比如说,廖沙在夺权后,为什么转而亲近爱丽丝这帮狂热分子?他们背后究竟在谋划什么?
如果廖沙真的在谋划什么,为什么不能告诉他们呢?难道他们不是最忠诚的伙伴和战友么?
韩吉还在愣神的时候,忽然从门口传来了清脆的铃铛声,然后就是利威尔焦急的声音,
“韩吉,你怎么还没回来?!”
“出事了,弗拉基米尔被马莱抓了,已经被宣布死刑,两天后行刑!”
韩吉立刻站了起来,
“什么?哪里的消息?”
利威尔扬了扬手中的快讯,气息不稳地递给韩吉,
“刚到的,还热乎呢。”
韩吉看了一眼快讯后心情就立刻沉了沉,刚才希斯特里亚的保护大家的言辞还在耳畔,现在弗拉基米尔就要被杀了?
事情变得太快,让她根本就措手不及。
“韩吉,你要怎么办?”
韩吉一把抓住了快讯,
“不管怎样,我要先去见他!”
利威尔抿了抿嘴,他理解韩吉的心情,但是连他都知道,既然马莱已经登报了,就说明这事情,很难有挽回的余地了。
韩吉这次去其实是有风险的,很可能被解读为是弗拉基米尔的同党之类的。
但是他也不反对,而是说,
“那我去给你买最快一班的飞机票,你准备一下。”
他们过来的时候是坐轮船和火车,为的就是好好看看帕拉迪岛现在的样子。但是现在既然事情紧急,就只能选择飞机了。
好在马莱对帕拉迪岛的控制很强,牢牢地把矿产之类的资源捏在手里,帕拉迪岛直飞马莱的飞机班次也很多,比从希兹尔国过去要便利得多。
只是,被困在城墙内的帕拉迪岛人已经享用不到了,只有那些从马莱,中东联合以及各个国家搬过来的新移民才有这种福利。
第二天下午,韩吉终于和弗拉基米尔见上面了。
弗拉基米尔剃着一头光头,虽然身上穿着橘色的囚服,双手还被铐住,依旧显示出了某种桀骜不驯来。
韩吉看向他,眼神复杂,
“弗拉基米尔,为什么?你知道即使搞恐怖袭击,我们帕拉迪岛也注定没有未来的。”
弗拉基米尔很随意地坐在椅子上,手肘搭在两腿上,有点懒洋洋地说,
“我知道。

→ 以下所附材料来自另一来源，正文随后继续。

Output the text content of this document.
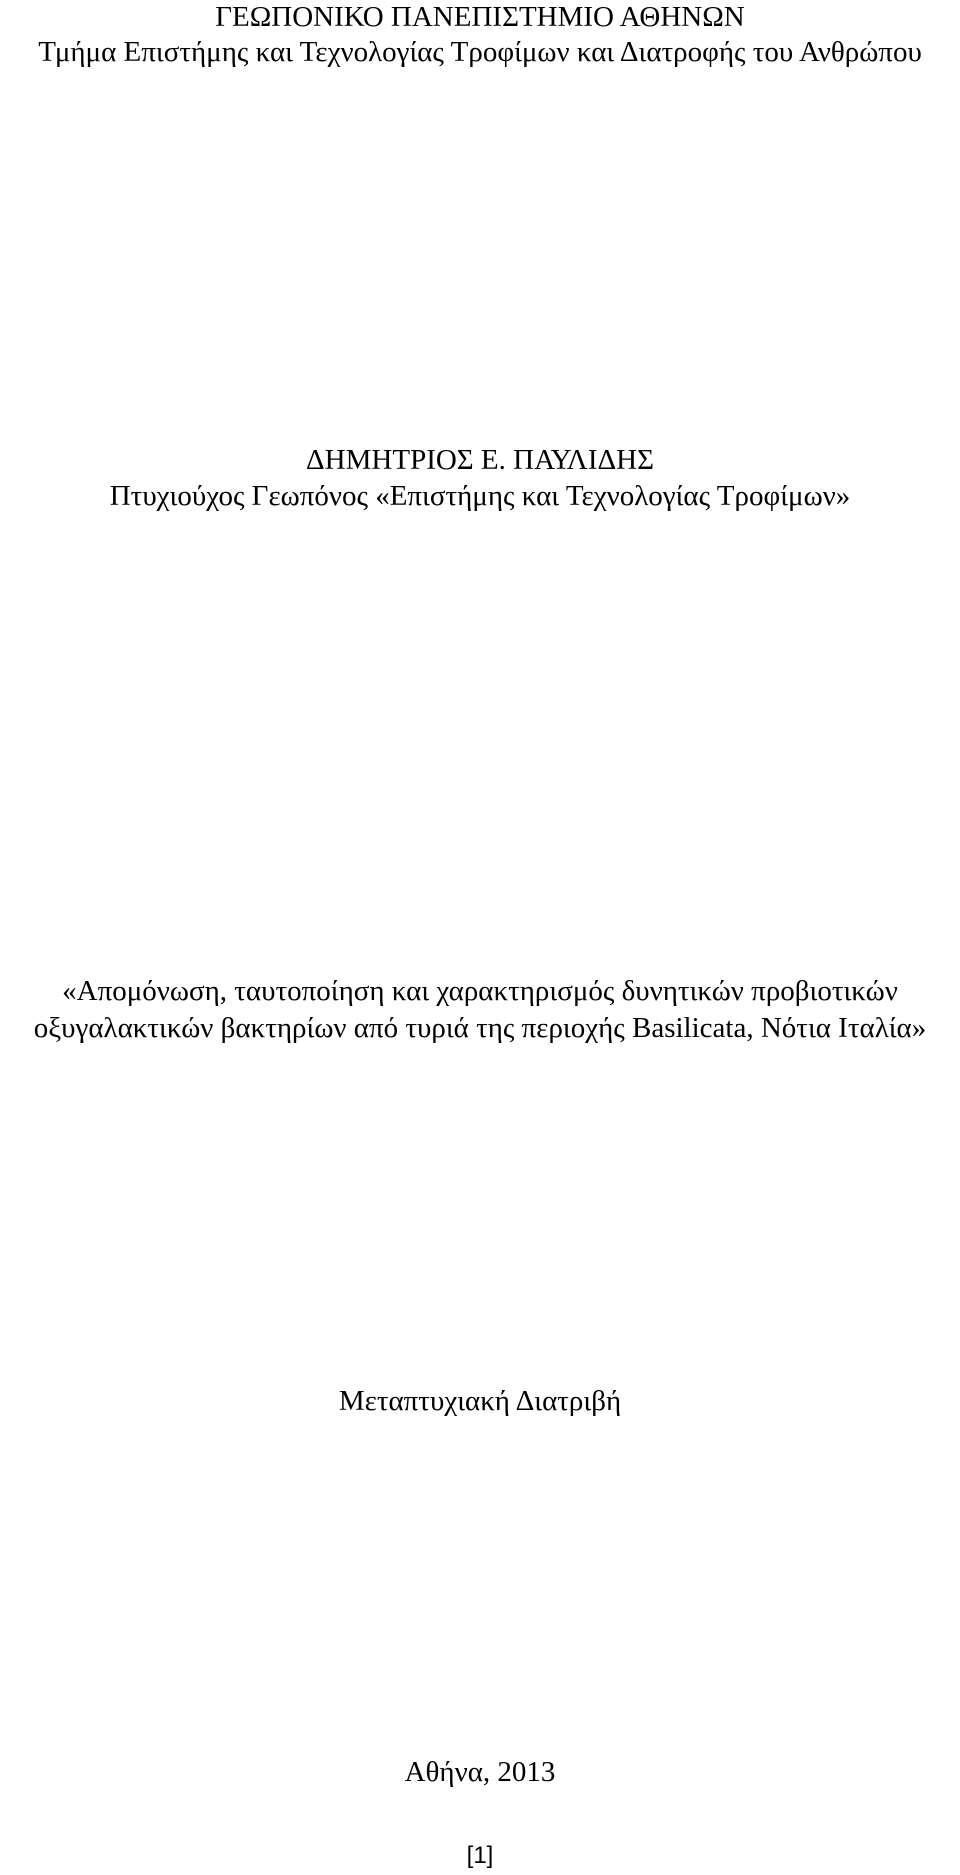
ΓΕΩΠΟΝΙΚΟ ΠΑΝΕΠΙΣΤΗΜΙΟ ΑΘΗΝΩΝ
Τμήμα Επιστήμης και Τεχνολογίας Τροφίμων και Διατροφής του Ανθρώπου
ΔΗΜΗΤΡΙΟΣ Ε. ΠΑΥΛΙΔΗΣ
Πτυχιούχος Γεωπόνος «Επιστήμης και Τεχνολογίας Τροφίμων»
«Απομόνωση, ταυτοποίηση και χαρακτηρισμός δυνητικών προβιοτικών
οξυγαλακτικών βακτηρίων από τυριά της περιοχής Basilicata, Νότια Ιταλία»
Μεταπτυχιακή Διατριβή
Αθήνα, 2013
[1]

”
“韩吉分队长,我也知道,按照你的想法,我的行为很可笑对吧?甚至可以说,对我本人,对马莱,都是一点好处都没有。”
“放弃安稳生活,走上充满着腥风血雨还前途无望的路,我这种人,脑子坏掉了吧?怎么会有这种不识好歹的人?”
“那什么帕拉迪国才成立几年?有必要这么执着么?新分的房子和土地不也很好么?国外的女人也不是很有姿色么?为什么不能放下过去,好好生活呢?而且什么恐怖袭击,伤害的不也是无辜的人么?”
“把我们当成这样的傻瓜的人,世界上应该有不少吧?”
韩吉心里很复杂,弗拉基米尔基本上把她想说的话说了出来,而且他的目光很平静。
那绝不是一个被热血冲昏了头脑的人所能有的眼神,那是勇士的,可以为了某个信念而舍弃一切的眼神。

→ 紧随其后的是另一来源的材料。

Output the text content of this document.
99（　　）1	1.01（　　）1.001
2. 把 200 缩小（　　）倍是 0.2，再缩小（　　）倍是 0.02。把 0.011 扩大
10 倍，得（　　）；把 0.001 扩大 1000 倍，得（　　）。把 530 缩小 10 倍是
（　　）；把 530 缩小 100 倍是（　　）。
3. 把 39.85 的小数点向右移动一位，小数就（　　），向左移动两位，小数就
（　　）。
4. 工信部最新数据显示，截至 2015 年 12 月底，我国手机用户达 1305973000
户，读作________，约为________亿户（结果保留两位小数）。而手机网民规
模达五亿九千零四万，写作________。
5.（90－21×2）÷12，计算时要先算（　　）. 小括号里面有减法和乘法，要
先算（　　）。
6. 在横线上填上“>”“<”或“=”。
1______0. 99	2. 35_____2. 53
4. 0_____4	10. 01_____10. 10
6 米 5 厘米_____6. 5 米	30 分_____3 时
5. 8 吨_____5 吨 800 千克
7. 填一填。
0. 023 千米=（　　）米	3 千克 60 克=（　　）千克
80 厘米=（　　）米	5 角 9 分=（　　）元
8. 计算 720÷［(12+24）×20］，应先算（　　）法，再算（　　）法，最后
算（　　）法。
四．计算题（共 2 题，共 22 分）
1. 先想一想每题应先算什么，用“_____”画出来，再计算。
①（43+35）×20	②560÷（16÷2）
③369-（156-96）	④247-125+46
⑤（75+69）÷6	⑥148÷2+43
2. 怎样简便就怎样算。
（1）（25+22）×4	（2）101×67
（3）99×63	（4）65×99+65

“我,没有把你当傻瓜,我这次来,就是想听听你的看法的。”
弗拉基米尔嘲讽地一笑,
“我这种人,还能有什么高深的看法么?我存在的意义,是为了给被杀死的亲人复仇的,哪怕搭上我自己的性命也在所不惜。”
他的身体微微前倾,逼近了韩吉,
“呐,韩吉桑,你觉得,谁最该为我们帕拉迪岛人的死亡负责呢?”
“是马莱啊,但是,马莱他们为此付出代价了么?甚至不必说什么代价,他们承认了,反思了自己的错误么?”
“没有吧?”
弗拉基米尔说出这句话的时候,声音中带着些许觉得荒谬一般的笑,其中又夹杂着些许的愤怒,
“即使是现在,马莱还在侵略其他的小国,那些小国的国民跟当初的我们一样,什么都没做错,却要在自己的国土上流浪。”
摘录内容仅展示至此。